Coastal communities forge unity against ‘Great Wall of Leyte’ project

October 28, 2016


Palo, Leyte—Representatives from communities along government-declared No Dwelling Zones (NDZ) who will be affected by the Road Heightening and Tide Embankment of Tacloban-Palo-Tanauan Project forged unity against the implementation of the megaproject after a forum held today by the Center for Environmental Concerns (CEC). The forum dubbed “Tide Embankment, For Whom?” was a presentation of CEC’s recently concluded 5-day Environmental Investigative Mission (EIM).

The project, otherwise known as the “Great Wall of Leyte,” aims to construct a 27.3 kilometer stretch of embankment from Barangay Diit of Tacloban to Barangay Cabuynan in Tanauan, Leyte. The project will displace more than 10,000 residents living along the shores and will have impacts on their livelihood and the environment. The TE project is also considered as one of the largest infrastructural projects related to Yolanda rehabilitation.

In a press release yesterday, the Department of Public Works and Highways (DPWH) said it will proceed with the construction of some sections of the kilometers-stretch project.

Meanwhile, the EIM conducted by CEC together with partner scientists from AGHAM (Advocates of Science and Technology for the People) further investigate on the project’s environmental and socio-economic impacts. Initial results of the research was presented earlier today in Palo, Leyte.

Tide embankment may affect mangroves, swamp areas

According to AGHAM which is doing a technical review on the project, the Environmental Impact Statement (EIS) does not thoroughly discuss the impacts on mangrove areas and swamp environments that will potentially be affected.

“There was mere mention of how many barangays have mangrove areas, and tabular presentation of species found in an island, which is not necessarily part of the impact area. However, the areal extent of mangrove areas to be affected are not indicated. Moreover, there was no mention of potential impacts on these ecosystems due to the tide embankment’s disruption of sediment, water, and solute fluxes between the inland and coastal areas,” Ric Saturay, resident geologist of AGHAM said.

“The EIS does not present, or even imply, a systematic model for coastal risk assessment which situates the proposed structural solution within the broader context of the problem being addressed and the biophysical and socioeconomic systems to be affected. Without a model that provides a holistic view of the problem, certain aspects of the intervention are likely to be overlooked,” he further said.

CEC’s resident biologist Julius Gopez who led a team to conduct rapid mangrove assessment in the affected areas said approximately 97 hectares of mangrove areas will be affected by the project. The EIM Technical Team visited mangrove areas in the barangays of Anibong and Naga-naga in Tacloban and mangrove areas in Barangay Cogon, Palo and Tanauan, Leyte.

“Newly planted species could also be found in the areas to be affected by the megaproject,” Gopez reported.

Gopez stressed the importance of mangroves as natural buffers or “bioshield” from waves and storm surges. Mangroves also store carbons which are important in the face of climate change. They also serve as breeding habitats and can be a source of livelihood for the community along the coast.

“Php38 million was allotted for mangrove/beach forest planting along the coasts through Leyte Gulf Rehabilitation program.
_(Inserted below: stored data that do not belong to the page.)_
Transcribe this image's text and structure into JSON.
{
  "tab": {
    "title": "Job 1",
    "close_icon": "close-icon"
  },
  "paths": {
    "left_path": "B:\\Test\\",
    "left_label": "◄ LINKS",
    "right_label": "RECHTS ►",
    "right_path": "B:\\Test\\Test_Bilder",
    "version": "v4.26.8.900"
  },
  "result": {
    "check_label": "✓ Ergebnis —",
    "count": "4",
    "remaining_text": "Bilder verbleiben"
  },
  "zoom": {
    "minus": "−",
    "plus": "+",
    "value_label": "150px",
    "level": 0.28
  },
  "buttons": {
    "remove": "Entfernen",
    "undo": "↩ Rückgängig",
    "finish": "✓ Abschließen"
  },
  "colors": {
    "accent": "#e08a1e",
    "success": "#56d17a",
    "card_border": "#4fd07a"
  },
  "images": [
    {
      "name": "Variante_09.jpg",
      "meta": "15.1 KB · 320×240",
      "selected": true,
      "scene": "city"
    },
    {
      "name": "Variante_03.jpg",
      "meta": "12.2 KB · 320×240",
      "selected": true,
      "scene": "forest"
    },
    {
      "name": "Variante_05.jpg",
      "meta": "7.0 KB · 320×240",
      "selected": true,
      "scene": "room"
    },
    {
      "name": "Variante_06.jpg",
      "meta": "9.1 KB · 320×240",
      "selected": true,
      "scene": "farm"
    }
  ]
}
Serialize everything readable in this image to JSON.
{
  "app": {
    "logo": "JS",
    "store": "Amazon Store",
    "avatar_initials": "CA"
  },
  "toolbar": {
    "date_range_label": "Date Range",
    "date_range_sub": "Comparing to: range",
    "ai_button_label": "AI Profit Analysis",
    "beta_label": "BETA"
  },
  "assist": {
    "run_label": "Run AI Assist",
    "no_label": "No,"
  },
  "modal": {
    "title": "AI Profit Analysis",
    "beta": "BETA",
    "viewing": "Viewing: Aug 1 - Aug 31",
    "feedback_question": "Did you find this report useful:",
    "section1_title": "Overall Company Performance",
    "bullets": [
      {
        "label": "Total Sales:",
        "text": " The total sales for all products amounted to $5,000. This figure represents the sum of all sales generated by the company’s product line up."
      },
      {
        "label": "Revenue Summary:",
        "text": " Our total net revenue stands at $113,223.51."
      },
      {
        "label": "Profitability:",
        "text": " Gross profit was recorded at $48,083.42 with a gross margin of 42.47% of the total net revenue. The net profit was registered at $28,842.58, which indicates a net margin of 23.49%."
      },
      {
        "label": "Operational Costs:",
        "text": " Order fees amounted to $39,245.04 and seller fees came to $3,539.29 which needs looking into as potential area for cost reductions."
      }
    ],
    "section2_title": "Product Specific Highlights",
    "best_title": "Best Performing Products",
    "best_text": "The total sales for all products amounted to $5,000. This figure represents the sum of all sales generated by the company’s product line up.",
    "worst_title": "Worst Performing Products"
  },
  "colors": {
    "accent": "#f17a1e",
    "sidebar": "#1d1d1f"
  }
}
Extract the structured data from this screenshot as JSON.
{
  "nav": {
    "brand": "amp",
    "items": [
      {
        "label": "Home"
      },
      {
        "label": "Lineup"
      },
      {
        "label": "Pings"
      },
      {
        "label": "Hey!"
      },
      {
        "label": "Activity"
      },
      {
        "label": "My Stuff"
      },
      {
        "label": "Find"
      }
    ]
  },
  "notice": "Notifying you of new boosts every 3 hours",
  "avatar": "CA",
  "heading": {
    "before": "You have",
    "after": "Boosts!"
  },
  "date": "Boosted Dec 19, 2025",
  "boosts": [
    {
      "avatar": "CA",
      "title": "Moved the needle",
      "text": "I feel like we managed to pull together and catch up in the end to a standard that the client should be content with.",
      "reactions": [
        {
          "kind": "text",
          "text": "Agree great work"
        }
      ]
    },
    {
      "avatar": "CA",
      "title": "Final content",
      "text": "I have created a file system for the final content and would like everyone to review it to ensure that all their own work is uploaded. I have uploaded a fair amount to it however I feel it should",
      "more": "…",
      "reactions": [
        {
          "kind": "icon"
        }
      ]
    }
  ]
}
This effort to replant which, based on our research team even mobilized beneficiaries of DSWD’s Conditional Cash Transfer Program (CCT), seems inconsistent with the Tide Embankment project that may potentially affect the growth of mangroves in the three towns,” Gopez commented.

Little to no information

Meanwhile, the EIM also revealed that the residents have little to no information regarding the Tide Embankment project. The EIM team studying the socio-economic impacts of the project interviewed residents in Barangay Candahug, Baras, Cogon in Palo, Barangay Sto. Nino and Bislig in Tanauan and Magallanes and Barangay 89 & 90 in San Jose, Tacloban.
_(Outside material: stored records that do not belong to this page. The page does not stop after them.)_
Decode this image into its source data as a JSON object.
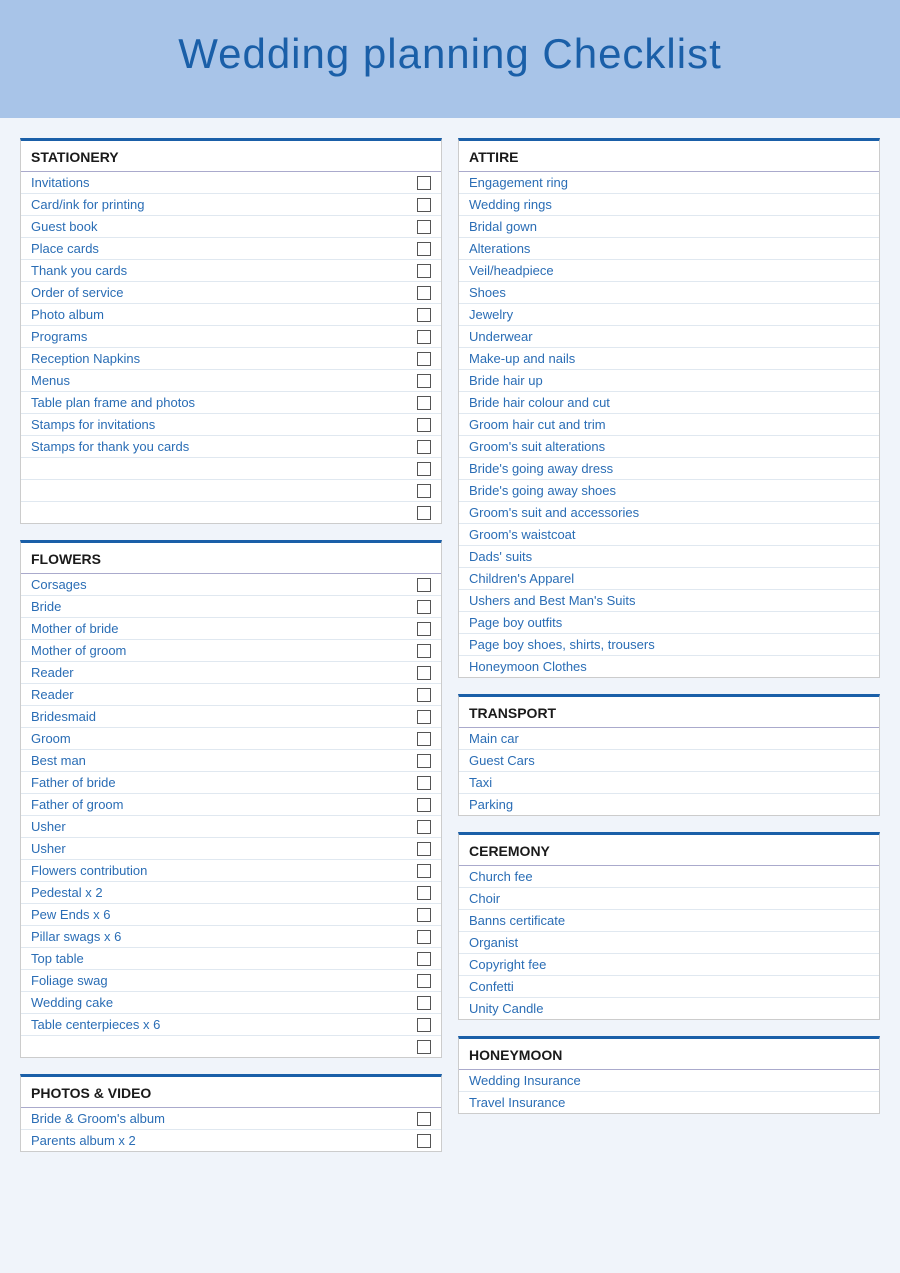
{
  "header": {
    "title": "Wedding planning Checklist"
  },
  "sections": [
    {
      "id": "stationery",
      "title": "STATIONERY",
      "column": "left",
      "items": [
        {
          "label": "Invitations",
          "checkbox": true
        },
        {
          "label": "Card/ink for printing",
          "checkbox": true
        },
        {
          "label": "Guest book",
          "checkbox": true
        },
        {
          "label": "Place cards",
          "checkbox": true
        },
        {
          "label": "Thank you cards",
          "checkbox": true
        },
        {
          "label": "Order of service",
          "checkbox": true
        },
        {
          "label": "Photo album",
          "checkbox": true
        },
        {
          "label": "Programs",
          "checkbox": true
        },
        {
          "label": "Reception Napkins",
          "checkbox": true
        },
        {
          "label": "Menus",
          "checkbox": true
        },
        {
          "label": "Table plan frame and photos",
          "checkbox": true
        },
        {
          "label": "Stamps for invitations",
          "checkbox": true
        },
        {
          "label": "Stamps for thank you cards",
          "checkbox": true
        },
        {
          "label": "",
          "checkbox": true
        },
        {
          "label": "",
          "checkbox": true
        },
        {
          "label": "",
          "checkbox": true
        }
      ]
    },
    {
      "id": "flowers",
      "title": "FLOWERS",
      "column": "left",
      "items": [
        {
          "label": "Corsages",
          "checkbox": true
        },
        {
          "label": "Bride",
          "checkbox": true
        },
        {
          "label": "Mother of bride",
          "checkbox": true
        },
        {
          "label": "Mother of groom",
          "checkbox": true
        },
        {
          "label": "Reader",
          "checkbox": true
        },
        {
          "label": "Reader",
          "checkbox": true
        },
        {
          "label": "Bridesmaid",
          "checkbox": true
        },
        {
          "label": "Groom",
          "checkbox": true
        },
        {
          "label": "Best man",
          "checkbox": true
        },
        {
          "label": "Father of bride",
          "checkbox": true
        },
        {
          "label": "Father of groom",
          "checkbox": true
        },
        {
          "label": "Usher",
          "checkbox": true
        },
        {
          "label": "Usher",
          "checkbox": true
        },
        {
          "label": "Flowers contribution",
          "checkbox": true
        },
        {
          "label": "Pedestal x 2",
          "checkbox": true
        },
        {
          "label": "Pew Ends x 6",
          "checkbox": true
        },
        {
          "label": "Pillar swags x 6",
          "checkbox": true
        },
        {
          "label": "Top table",
          "checkbox": true
        },
        {
          "label": "Foliage swag",
          "checkbox": true
        },
        {
          "label": "Wedding cake",
          "checkbox": true
        },
        {
          "label": "Table centerpieces x 6",
          "checkbox": true
        },
        {
          "label": "",
          "checkbox": true
        }
      ]
    },
    {
      "id": "photos-video",
      "title": "PHOTOS & VIDEO",
      "column": "left",
      "items": [
        {
          "label": "Bride & Groom's album",
          "checkbox": true
        },
        {
          "label": "Parents album x 2",
          "checkbox": true
        }
      ]
    },
    {
      "id": "attire",
      "title": "ATTIRE",
      "column": "right",
      "items": [
        {
          "label": "Engagement ring",
          "checkbox": false
        },
        {
          "label": "Wedding rings",
          "checkbox": false
        },
        {
          "label": "Bridal gown",
          "checkbox": false
        },
        {
          "label": "Alterations",
          "checkbox": false
        },
        {
          "label": "Veil/headpiece",
          "checkbox": false
        },
        {
          "label": "Shoes",
          "checkbox": false
        },
        {
          "label": "Jewelry",
          "checkbox": false
        },
        {
          "label": "Underwear",
          "checkbox": false
        },
        {
          "label": "Make-up and nails",
          "checkbox": false
        },
        {
          "label": "Bride hair up",
          "checkbox": false
        },
        {
          "label": "Bride hair colour and cut",
          "checkbox": false
        },
        {
          "label": "Groom hair cut and trim",
          "checkbox": false
        },
        {
          "label": "Groom's suit alterations",
          "checkbox": false
        },
        {
          "label": "Bride's going away dress",
          "checkbox": false
        },
        {
          "label": "Bride's going away shoes",
          "checkbox": false
        },
        {
          "label": "Groom's suit and accessories",
          "checkbox": false
        },
        {
          "label": "Groom's waistcoat",
          "checkbox": false
        },
        {
          "label": "Dads' suits",
          "checkbox": false
        },
        {
          "label": "Children's Apparel",
          "checkbox": false
        },
        {
          "label": "Ushers and Best Man's Suits",
          "checkbox": false
        },
        {
          "label": "Page boy outfits",
          "checkbox": false
        },
        {
          "label": "Page boy shoes, shirts, trousers",
          "checkbox": false
        },
        {
          "label": "Honeymoon Clothes",
          "checkbox": false
        }
      ]
    },
    {
      "id": "transport",
      "title": "TRANSPORT",
      "column": "right",
      "items": [
        {
          "label": "Main car",
          "checkbox": false
        },
        {
          "label": "Guest Cars",
          "checkbox": false
        },
        {
          "label": "Taxi",
          "checkbox": false
        },
        {
          "label": "Parking",
          "checkbox": false
        }
      ]
    },
    {
      "id": "ceremony",
      "title": "CEREMONY",
      "column": "right",
      "items": [
        {
          "label": "Church fee",
          "checkbox": false
        },
        {
          "label": "Choir",
          "checkbox": false
        },
        {
          "label": "Banns certificate",
          "checkbox": false
        },
        {
          "label": "Organist",
          "checkbox": false
        },
        {
          "label": "Copyright fee",
          "checkbox": false
        },
        {
          "label": "Confetti",
          "checkbox": false
        },
        {
          "label": "Unity Candle",
          "checkbox": false
        }
      ]
    },
    {
      "id": "honeymoon",
      "title": "HONEYMOON",
      "column": "right",
      "items": [
        {
          "label": "Wedding Insurance",
          "checkbox": false
        },
        {
          "label": "Travel Insurance",
          "checkbox": false
        }
      ]
    }
  ]
}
“We noted general trends based on their responses to our questions. For one, there is little to no information provided to affected residents,” April Porteria, CEC’s Head Researcher said. “Some of them have not seen the design of the project yet, while others just learned about the project when DPWH employees came to assess their houses,” she added.

She said while there were public consultations held like that in Candahug, the level of consultation was merely about informing the residents that a project is about to start and that they will be affected.

“Another trend is how the people affected see the project as really affecting their livelihood. Most of those we interviewed were small fisherfolks, buko vendors, small resort owners. So far, it’s consistent that they want to stay in these areas simply because their sources of income are in these sites,” she said.

“A significant amount of respondents also said that instead of constructing the Tide Embankment, the government should better construct safe and permanent evacuation centers,” Porteria further said.

CEC said the EIM is still ongoing and another pool of scientists will conduct field validation this November. Meanwhile, the affected communities  will be sending a petition addressed to President Rodrigo Duterte urging him to stop the project.

CEC’s Julius Gopez presenting the map of mangroves in Tacloban-Palo-Tanauan that will be affected by the tide embankment.

CEC’s Julius Gopez presenting the map of mangroves in Tacloban-Palo-Tanauan that will be affected by the tide embankment.